The
Bureau
of Economic Analysis (BEA) pegged its advance (first) estimate of 1Q2021
U.S. gross domestic product (GDP) at a seasonally adjusted and annualized rate
(SAAR) of +6.39% (+6.5% expected),
up 2.08 percentage points (PP) from 4Q2020’s +4.32%.
On
a year-over-year (YoY) basis, which should eliminate any residual seasonality
distortions present in quarter-over-quarter (QoQ) comparisons, GDP in 1Q2021 was
0.4% higher than in 1Q2020; that growth rate was significantly better (+2.79PP)

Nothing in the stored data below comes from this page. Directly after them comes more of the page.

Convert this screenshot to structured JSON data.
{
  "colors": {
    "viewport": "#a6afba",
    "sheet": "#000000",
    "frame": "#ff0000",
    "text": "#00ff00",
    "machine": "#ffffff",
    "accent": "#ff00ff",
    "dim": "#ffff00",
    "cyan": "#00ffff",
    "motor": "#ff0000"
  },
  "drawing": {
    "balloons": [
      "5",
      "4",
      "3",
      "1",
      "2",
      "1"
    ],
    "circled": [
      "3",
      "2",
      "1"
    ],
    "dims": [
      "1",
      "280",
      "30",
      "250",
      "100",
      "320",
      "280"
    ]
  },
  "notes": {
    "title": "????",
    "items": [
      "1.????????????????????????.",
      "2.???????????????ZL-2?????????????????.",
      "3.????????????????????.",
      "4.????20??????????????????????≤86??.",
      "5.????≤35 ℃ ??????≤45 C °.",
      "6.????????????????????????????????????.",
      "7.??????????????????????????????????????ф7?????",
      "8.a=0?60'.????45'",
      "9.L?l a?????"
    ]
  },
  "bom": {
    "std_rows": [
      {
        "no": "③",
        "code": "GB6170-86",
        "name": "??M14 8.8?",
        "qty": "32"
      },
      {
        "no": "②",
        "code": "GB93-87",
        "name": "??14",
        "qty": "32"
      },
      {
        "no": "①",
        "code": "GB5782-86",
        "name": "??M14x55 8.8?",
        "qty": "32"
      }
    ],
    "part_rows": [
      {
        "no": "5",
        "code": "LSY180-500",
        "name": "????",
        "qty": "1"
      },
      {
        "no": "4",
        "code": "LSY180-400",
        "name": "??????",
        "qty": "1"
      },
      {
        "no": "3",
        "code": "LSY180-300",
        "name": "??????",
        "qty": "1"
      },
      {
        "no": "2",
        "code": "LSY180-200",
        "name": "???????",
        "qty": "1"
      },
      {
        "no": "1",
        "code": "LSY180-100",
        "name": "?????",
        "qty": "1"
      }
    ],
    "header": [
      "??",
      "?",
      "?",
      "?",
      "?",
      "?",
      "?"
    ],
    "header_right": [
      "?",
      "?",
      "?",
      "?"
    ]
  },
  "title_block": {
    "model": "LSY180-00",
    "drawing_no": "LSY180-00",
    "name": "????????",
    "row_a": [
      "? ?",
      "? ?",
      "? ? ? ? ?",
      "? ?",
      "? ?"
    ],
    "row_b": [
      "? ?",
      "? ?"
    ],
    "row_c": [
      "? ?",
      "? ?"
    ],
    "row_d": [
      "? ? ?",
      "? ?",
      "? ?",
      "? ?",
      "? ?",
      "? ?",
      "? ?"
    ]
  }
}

than 4Q2020’s -2.39% relative to 4Q2019. Total GDP was $166 billion (chained
2012 dollars) below its 4Q2019 peak.
Two
groupings of GDP components -- personal consumption expenditures (PCE) and government
consumption expenditures (GCE) were the drivers behind the 1Q expansion, whereas
private domestic investment (PDI) and net exports (NetX) made minor negative
offsets.
As
for details --
PCE (Contributed +7.02PP to the headline, up 5.44PP from 4Q):
* Goods. Consumer spending
for goods expanded at a rate of 4.94PP, a 5.26PP increase from 4Q, led by a $58.3
billion (nominal) increase in purchases of motor vehicles and parts, and a
$56.1 billion rise in gasoline purchases.
* Services. Spending on
services accelerated to +2.07PP (+0.17PP from 4Q), led by health care (+$49.3B)
and food services and accommodations (+$49.5B).
PDI (Detracted 0.87PP, down 5.28PP from 4Q):
* Fixed investment (+1.77PP,
down 1.27PP from 4Q). Gains were about evenly split between equipment (+$53.6B)
and residential investment (+$53.4B).
* Inventories (-2.64PP, down 4.01PP
from 4Q). Inventories contracted by $150.2B.
NetX (Detracted 0.87PP, up 0.66PP from 4Q):
* Exports (down 2.14PP from
4Q). Exports rose by $95.2B.
* Imports (up 2.80PP from 4Q).
Imports (recall that imports are inversely correlated with GDP) increased by $138.5B.
GCE (Contributed 1.12PP, up 1.26PP from 4Q), led by $62.4B in federal
nondefense expenditures, and $55.4B in state and local expenditures.
Annualized growth in the BEA’s real final sales of domestic product, which excludes the value of inventories) was +9.04% (up 6.09PP from 4Q).
Consumer
Metric Institute’s Rick Davis
was quite upbeat about the report, saying the 1Q data “clearly shows that the
economy has not only stabilized relative to the free-fall experienced during 2Q2020,
it has moved onward to modest year-over-year growth. Consumer spending on goods
and commercial fixed investments have bounced back nicely, although consumer
spending on services and exports remain in contraction.
“This
is clearly a good report for the economy, and when coupled with
vaccines-for-all and wide spread state and local economic re-openings, it
should give households cause to further ramp up spending over the next couple
of quarters. The current extreme savings rate certainly provides households the
resources to do exactly that,” Davis concluded.
We
agree that, on its face, the GDP report is positive news. However, when one
realized that 34% of household income came from the government in 1Q, it
prompts the question: “For how long can the good times roll?”
The foregoing comments represent the general economic views and analysis of Delphi Advisors, and are provided solely for the purpose of information, instruction and discourse. They do not constitute a solicitation or recommendation regarding any investment.